Microbial Evolution & Genomics | Microbial Growth & Development
The evolution of stress-induced hypermutation
Yoav Ram*, Lilach Hadany
*Corresponding author: Yoav Ram
Department of Molecular Biology and Ecology of Plants, Life Science Faculty, Tel-Aviv University, Tel-Aviv, Israel
F1000Posters 2011, 2: 1484 (poster) [ENGLISH]
Poster [1.42 MB] | Resulting articles
Presented at
13th Congress of the European Society for Evolutionary Biology 2011,
20 - 25 Aug 2011, B5-Sy24-i006-R
Empirical studies show that various stresses induce hypermutation in bacteria, but theoretical treatment of this phenomenon is lacking. We used deterministic and stochastic models to study the evolution of stress-induced hypermutation in infinite and finite size populations of bacteria.
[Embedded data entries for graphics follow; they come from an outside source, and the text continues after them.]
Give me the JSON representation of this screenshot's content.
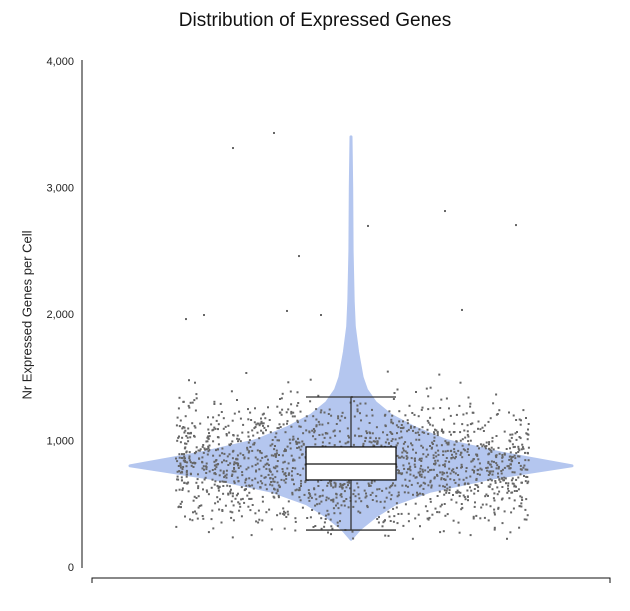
{
  "chart_data": {
    "type": "violin",
    "title": "Distribution of Expressed Genes",
    "xlabel": "",
    "ylabel": "Nr Expressed Genes per Cell",
    "ylim": [
      0,
      4000
    ],
    "yticks": [
      0,
      1000,
      2000,
      3000,
      4000
    ],
    "ytick_labels": [
      "0",
      "1,000",
      "2,000",
      "3,000",
      "4,000"
    ],
    "grid": false,
    "box": {
      "whisker_low": 292,
      "q1": 688,
      "median": 814,
      "q3": 949,
      "whisker_high": 1344
    },
    "density_profile": [
      [
        220,
        0
      ],
      [
        300,
        0.04
      ],
      [
        400,
        0.11
      ],
      [
        500,
        0.2
      ],
      [
        600,
        0.36
      ],
      [
        700,
        0.63
      ],
      [
        800,
        1
      ],
      [
        900,
        0.68
      ],
      [
        1000,
        0.43
      ],
      [
        1100,
        0.29
      ],
      [
        1200,
        0.18
      ],
      [
        1300,
        0.11
      ],
      [
        1400,
        0.07
      ],
      [
        1500,
        0.05
      ],
      [
        1700,
        0.03
      ],
      [
        1900,
        0.015
      ],
      [
        2100,
        0.01
      ],
      [
        2500,
        0.005
      ],
      [
        3000,
        0.003
      ],
      [
        3400,
        0
      ]
    ],
    "points": {
      "approx_count": 1800,
      "center": 810,
      "spread": 250,
      "min": 200,
      "max": 1650
    },
    "outliers": [
      3312,
      3431,
      2814,
      2703,
      2696,
      2458,
      2024,
      1960,
      1992,
      2032,
      1992
    ],
    "colors": {
      "violin": "#b4c6ef",
      "points": "#666666",
      "box_fill": "#ffffff",
      "box_line": "#333333"
    }
  }
}
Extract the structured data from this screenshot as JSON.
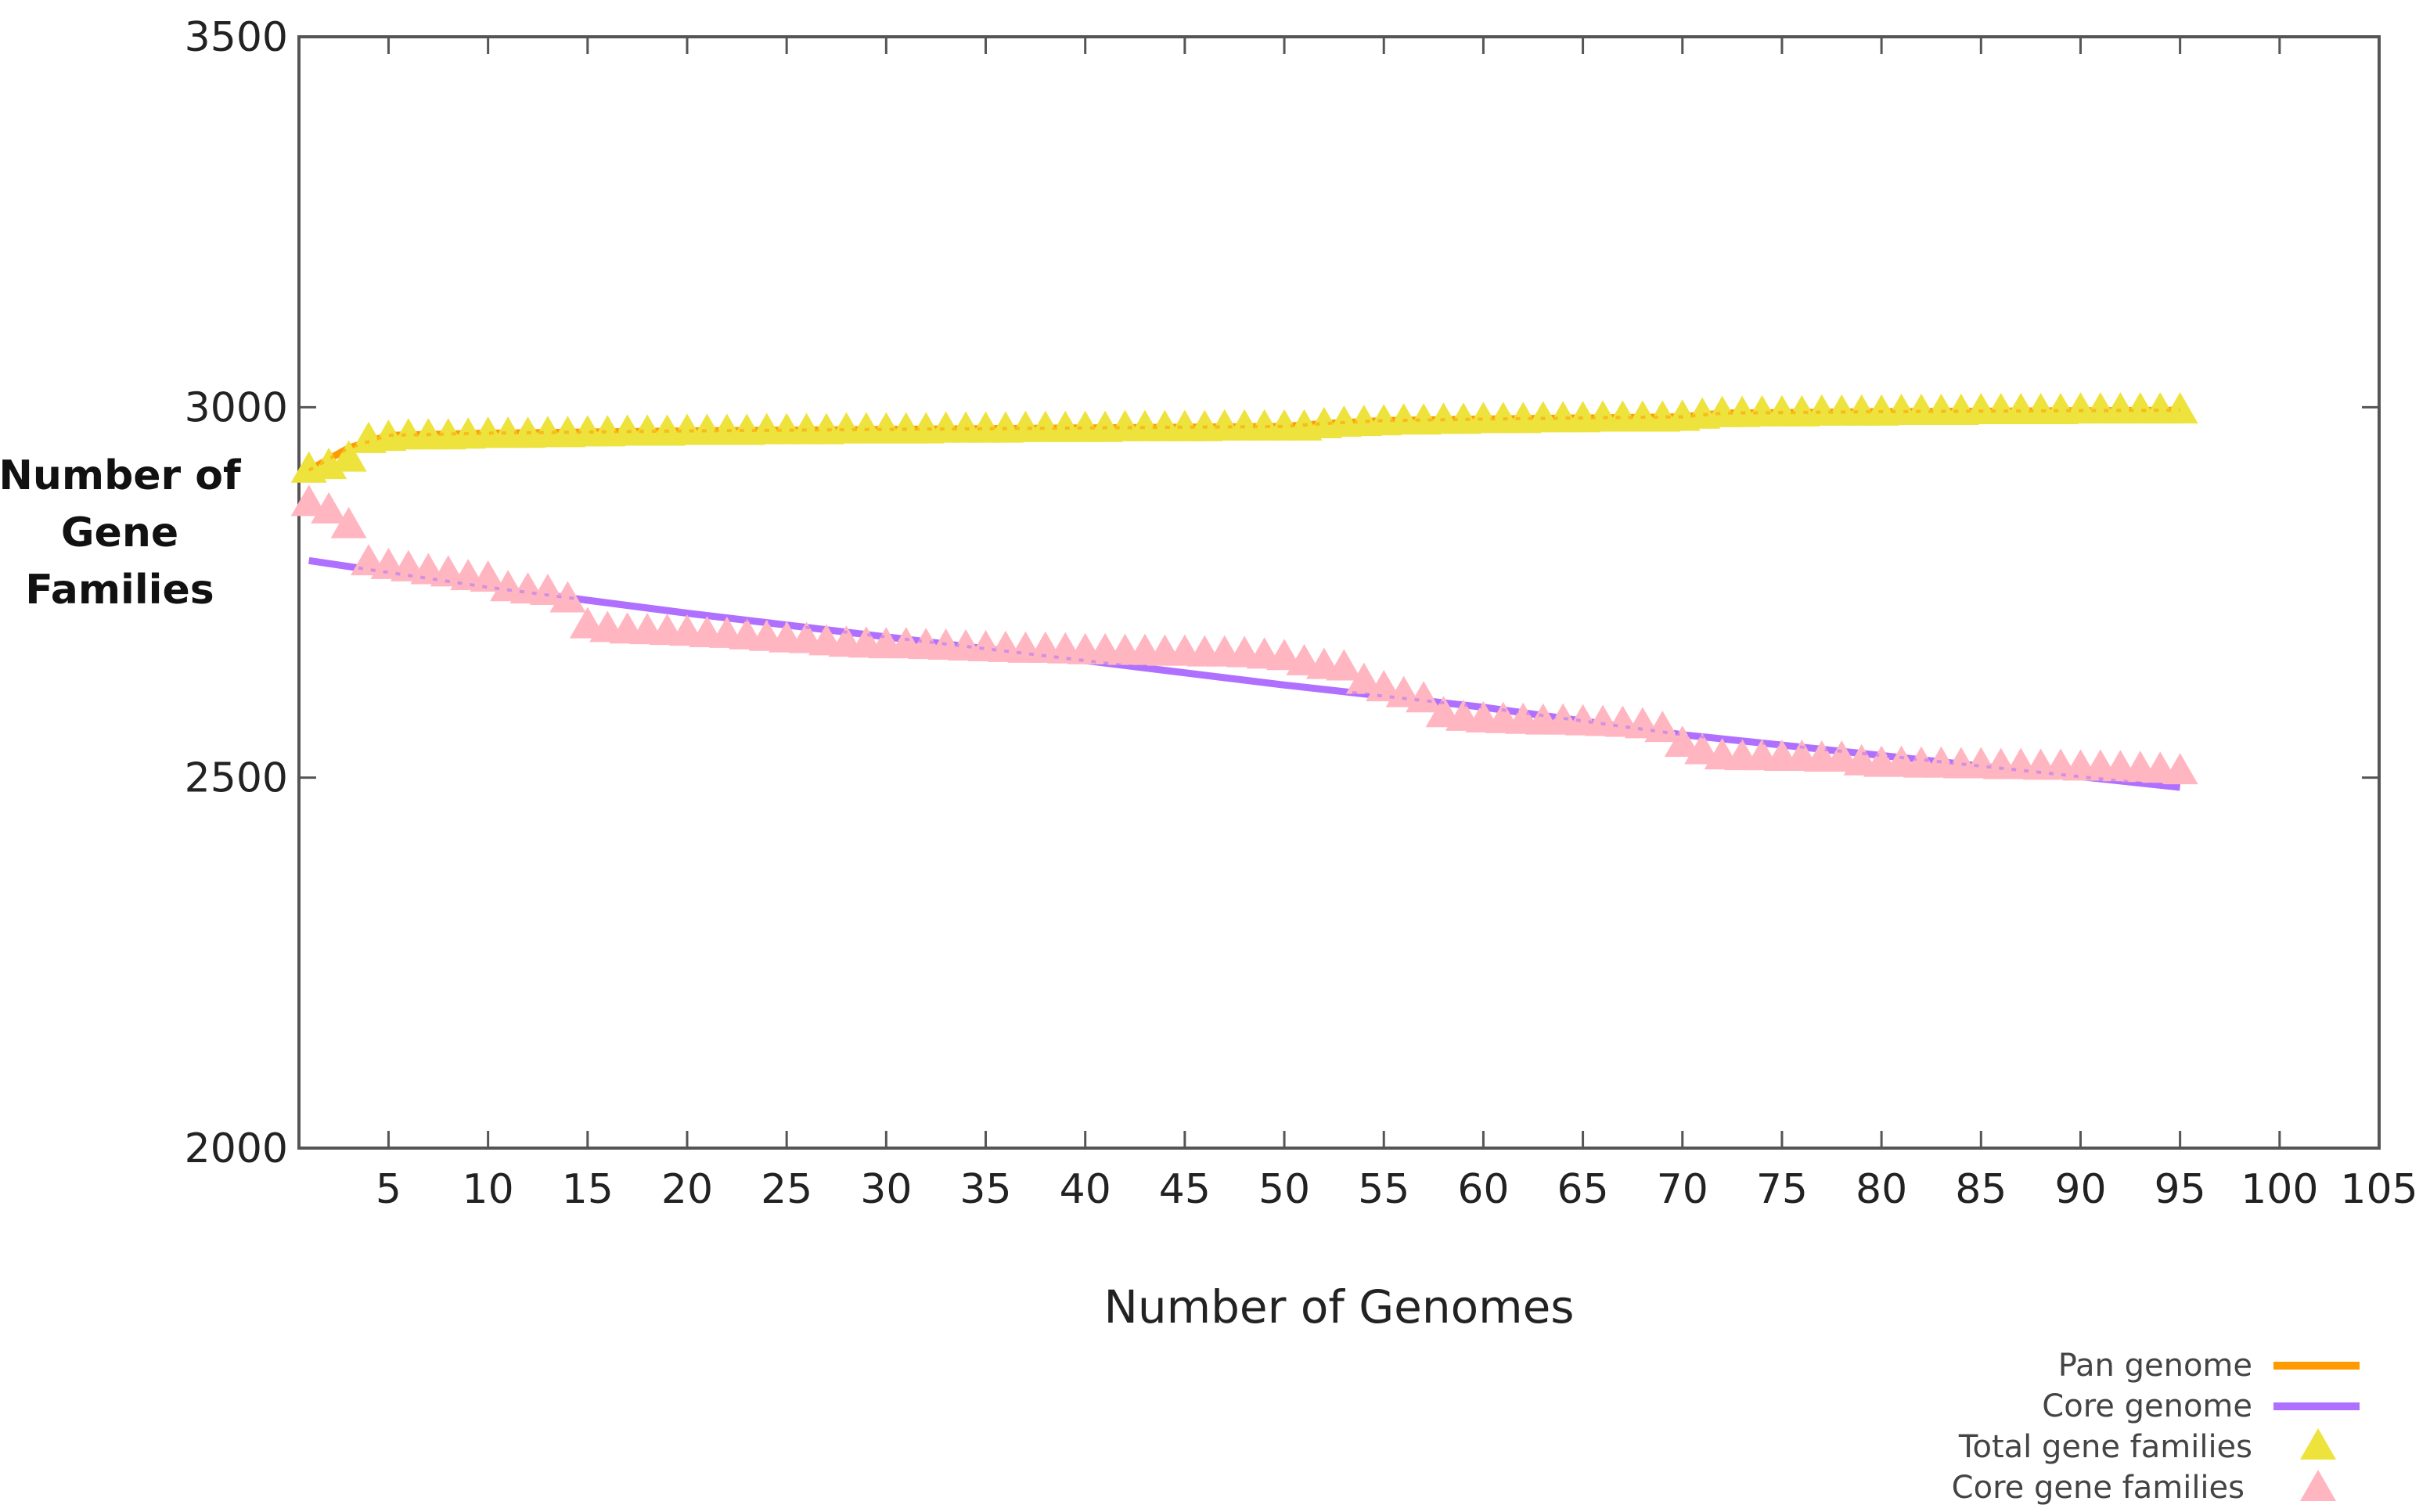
{
  "chart_data": {
    "type": "line",
    "title": "",
    "xlabel": "Number of Genomes",
    "ylabel_lines": [
      "Number of",
      "Gene",
      "Families"
    ],
    "xlim": [
      0.5,
      105
    ],
    "ylim": [
      2000,
      3500
    ],
    "xticks": [
      5,
      10,
      15,
      20,
      25,
      30,
      35,
      40,
      45,
      50,
      55,
      60,
      65,
      70,
      75,
      80,
      85,
      90,
      95,
      100,
      105
    ],
    "yticks": [
      2000,
      2500,
      3000,
      3500
    ],
    "grid": false,
    "legend_position": "bottom-right",
    "series": [
      {
        "name": "Pan genome",
        "kind": "line",
        "color": "#ff9a00",
        "x": [
          1,
          3,
          5,
          10,
          20,
          30,
          40,
          50,
          52,
          55,
          60,
          70,
          72,
          80,
          95
        ],
        "y": [
          2915,
          2945,
          2962,
          2965,
          2968,
          2970,
          2972,
          2974,
          2978,
          2982,
          2984,
          2987,
          2992,
          2994,
          2996
        ]
      },
      {
        "name": "Core genome",
        "kind": "line",
        "color": "#b070ff",
        "x": [
          1,
          10,
          20,
          30,
          40,
          50,
          60,
          70,
          80,
          95
        ],
        "y": [
          2793,
          2757,
          2722,
          2690,
          2658,
          2625,
          2595,
          2558,
          2530,
          2487
        ]
      },
      {
        "name": "Total gene families",
        "kind": "scatter",
        "marker": "triangle",
        "color": "#eee23c",
        "x": [
          1,
          2,
          3,
          4,
          5,
          6,
          7,
          8,
          9,
          10,
          11,
          12,
          13,
          14,
          15,
          16,
          17,
          18,
          19,
          20,
          21,
          22,
          23,
          24,
          25,
          26,
          27,
          28,
          29,
          30,
          31,
          32,
          33,
          34,
          35,
          36,
          37,
          38,
          39,
          40,
          41,
          42,
          43,
          44,
          45,
          46,
          47,
          48,
          49,
          50,
          51,
          52,
          53,
          54,
          55,
          56,
          57,
          58,
          59,
          60,
          61,
          62,
          63,
          64,
          65,
          66,
          67,
          68,
          69,
          70,
          71,
          72,
          73,
          74,
          75,
          76,
          77,
          78,
          79,
          80,
          81,
          82,
          83,
          84,
          85,
          86,
          87,
          88,
          89,
          90,
          91,
          92,
          93,
          94,
          95
        ],
        "y": [
          2915,
          2920,
          2930,
          2955,
          2958,
          2960,
          2960,
          2960,
          2961,
          2962,
          2962,
          2962,
          2963,
          2963,
          2964,
          2964,
          2965,
          2965,
          2965,
          2966,
          2966,
          2966,
          2966,
          2967,
          2967,
          2967,
          2967,
          2968,
          2968,
          2968,
          2968,
          2968,
          2969,
          2969,
          2969,
          2969,
          2970,
          2970,
          2970,
          2970,
          2970,
          2971,
          2971,
          2971,
          2971,
          2971,
          2972,
          2972,
          2972,
          2972,
          2972,
          2975,
          2977,
          2978,
          2979,
          2980,
          2980,
          2981,
          2981,
          2982,
          2982,
          2982,
          2983,
          2983,
          2983,
          2984,
          2984,
          2984,
          2984,
          2985,
          2988,
          2990,
          2990,
          2991,
          2991,
          2991,
          2992,
          2992,
          2992,
          2992,
          2993,
          2993,
          2993,
          2993,
          2994,
          2994,
          2994,
          2994,
          2994,
          2995,
          2995,
          2995,
          2995,
          2995,
          2995
        ]
      },
      {
        "name": "Core gene families",
        "kind": "scatter",
        "marker": "triangle",
        "color": "#ffb6c1",
        "x": [
          1,
          2,
          3,
          4,
          5,
          6,
          7,
          8,
          9,
          10,
          11,
          12,
          13,
          14,
          15,
          16,
          17,
          18,
          19,
          20,
          21,
          22,
          23,
          24,
          25,
          26,
          27,
          28,
          29,
          30,
          31,
          32,
          33,
          34,
          35,
          36,
          37,
          38,
          39,
          40,
          41,
          42,
          43,
          44,
          45,
          46,
          47,
          48,
          49,
          50,
          51,
          52,
          53,
          54,
          55,
          56,
          57,
          58,
          59,
          60,
          61,
          62,
          63,
          64,
          65,
          66,
          67,
          68,
          69,
          70,
          71,
          72,
          73,
          74,
          75,
          76,
          77,
          78,
          79,
          80,
          81,
          82,
          83,
          84,
          85,
          86,
          87,
          88,
          89,
          90,
          91,
          92,
          93,
          94,
          95
        ],
        "y": [
          2870,
          2860,
          2840,
          2790,
          2785,
          2782,
          2778,
          2775,
          2770,
          2768,
          2755,
          2752,
          2750,
          2740,
          2705,
          2700,
          2698,
          2697,
          2696,
          2695,
          2693,
          2692,
          2690,
          2688,
          2686,
          2685,
          2682,
          2680,
          2679,
          2678,
          2678,
          2677,
          2676,
          2675,
          2674,
          2673,
          2672,
          2672,
          2671,
          2670,
          2670,
          2669,
          2669,
          2668,
          2668,
          2667,
          2667,
          2666,
          2664,
          2662,
          2655,
          2650,
          2648,
          2630,
          2620,
          2612,
          2605,
          2585,
          2580,
          2578,
          2577,
          2576,
          2575,
          2575,
          2574,
          2573,
          2572,
          2570,
          2565,
          2545,
          2535,
          2528,
          2527,
          2527,
          2526,
          2526,
          2525,
          2525,
          2520,
          2518,
          2518,
          2517,
          2517,
          2516,
          2516,
          2515,
          2515,
          2514,
          2514,
          2513,
          2513,
          2512,
          2511,
          2510,
          2508
        ]
      }
    ]
  }
}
Our results show that stress-induced hypermutation is advantageous for bacteria at both the individual and the population levels and that it is likely to evolve in populations of bacteria in a wide range of conditions because it is favored by selection.
Our results imply that mutations are not, as the current view holds, uniformly distributed in populations, but rather that mutations are more common in stressed individuals and populations.
No relevant conflicts of interest declared.